Money Laundering Case: Delhi HC Dismisses Plea Challenging Arrest Of CM Arvind Kejriwal

The Delhi High Court has dismissed a plea challenging the arrest of Chief Minister Arvind Kejriwal in the money laundering case stemming from excise policy scam, stating that it is not maintainable.

The high court stated that Kejriwal admittedly has the means and wherewithal to approach the court and to file appropriate proceedings.

The high court stated that the direction sought in the petition to the Centre to provide information of the arrest of a political party leader or a candidate to the Election Commission of India when the model code of conduct is in force belies the petitioner’s legal understanding with respect to the rule of law.


A bench of acting Chief Justice Manmohan and Justice Manmeet PS Arora stated, “This court is of the view that the present writ petition which effectively challenges the arrest of the national convenor of AAP … is not maintainable as the said person is in judicial custody in pursuance to judicial orders, which are not a subject matter of the present petition. The petition conspicuously fails to name the person though the identity is apparent due to the references made to his political standing/position.”

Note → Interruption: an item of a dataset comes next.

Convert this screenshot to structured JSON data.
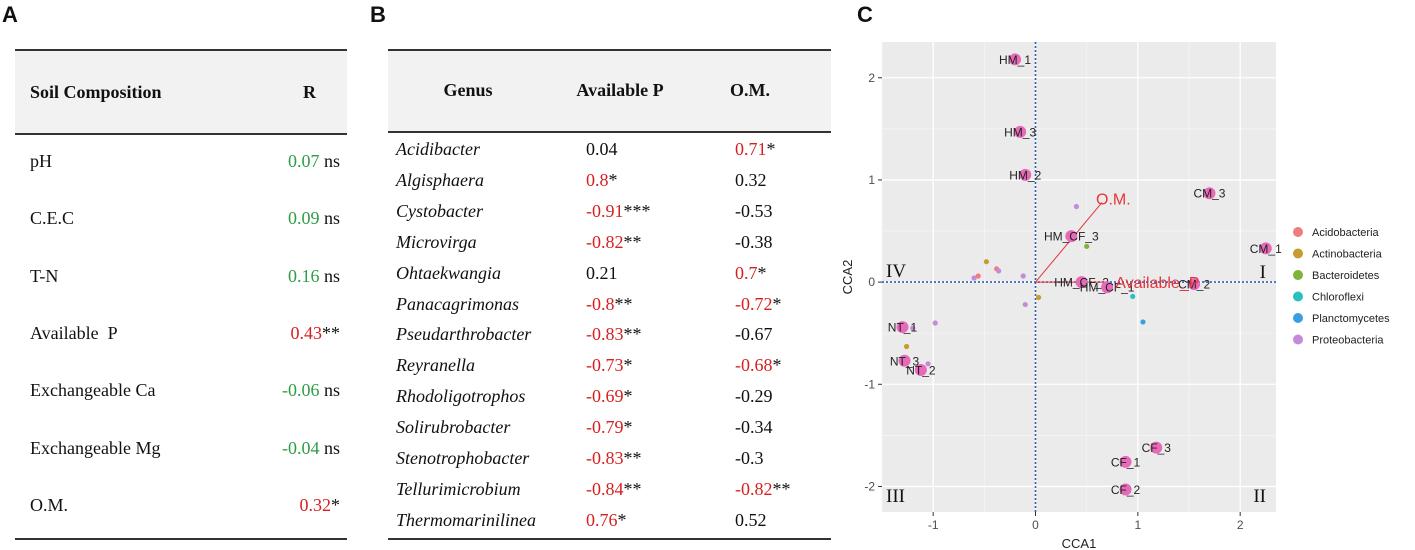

While the order was passed on May 1, the detailed verdict was made available on Friday.

The high court stated that there was no merit in the petition and it was “frivolous” and appeared to have been filed with the “intent of garnering publicity”.

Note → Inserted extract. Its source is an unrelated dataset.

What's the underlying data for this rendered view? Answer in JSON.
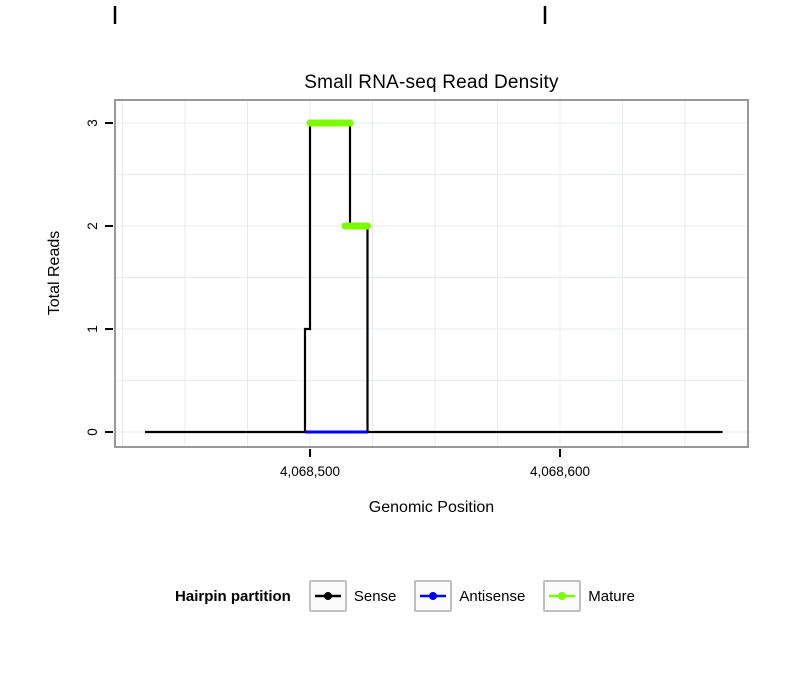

The bench dismissed the petition, stating petitioner Amarjeet Gupta, a law student, has no locus standi to seek the reliefs in favour of the arrested person.

Earlier, it stated that a PIL got dismissed with costs by this court after observing that the petitioner had no locus standi to approach the court for seeking relief with respect to criminal proceedings initiated against Kejriwal.

The high court further stated that every person who is arrested by a law enforcement agency is required by law to be produced before the nearest magistrate within 24 hours of his arrest and the further incarceration of the arrested person is permissible only after obtaining orders of the magistrate.

It said, “In the facts alleged in the petition similarly, the concerned person (referring to Kejriwal) after his arrest was duly produced before the competent court and continues to remain in judicial custody in pursuance to the orders of the court. Therefore, the direction seeking separate information to ECI has no rationale or basis and undermines the safeguards which exist in law.”

Regarding the direction sought to ECI for framing a policy for permitting arrested undertrial political leaders or candidates to carry on campaigning through “virtual mode” during elections, the bench stated it was in ignorance of the existing rules in the jail manual which govern the rights of undertrials.

The bench stated, “It is a settled law that courts do not issue directions which are legislative in nature unless there is a vacuum. The petition has been filed in ignorance of the doctrine of separation of powers and seeks directions which are legislative in nature and therefore, outside of the power of judicial review.

Even otherwise, the ECI doesn’t have any jurisdiction with respect to the rights of undertrials, who are in judicial custody.”

The high court stated though it was inclined to impose costs on the petitioner, however, his counsel prayed that Gupta was a student and the costs be exempted.

While dismissing the petition seeking to allow arrested political leaders to campaign through the virtual mode for the Lok Sabha polls, the high court observed that this would lead to dreaded criminals, even Dawood Ibrahim, to register themselves with political parties & canvass.

The petitioner stated he was aggrieved by the timing of the arrest of politicians, particularly the AAP national convener after the MCC came into force with the EC announcing the scheduled of the Lok Sabha polls on March 16.


Kejriwal got arrested by the ED in a Delhi excise policy-linked money laundering case on March 21.

The petition claimed that Gupta was aggrieved by the fact that electors are deprived of their fundamental right to get information under Article 19(1)(a) of the Constitution from politicians in custody by way of being spectators & listeners of election campaigning.

It stated, “The leaders of political parties are also deprived of their constitutionally guaranteed fundamental and legal right to campaigning during the election.”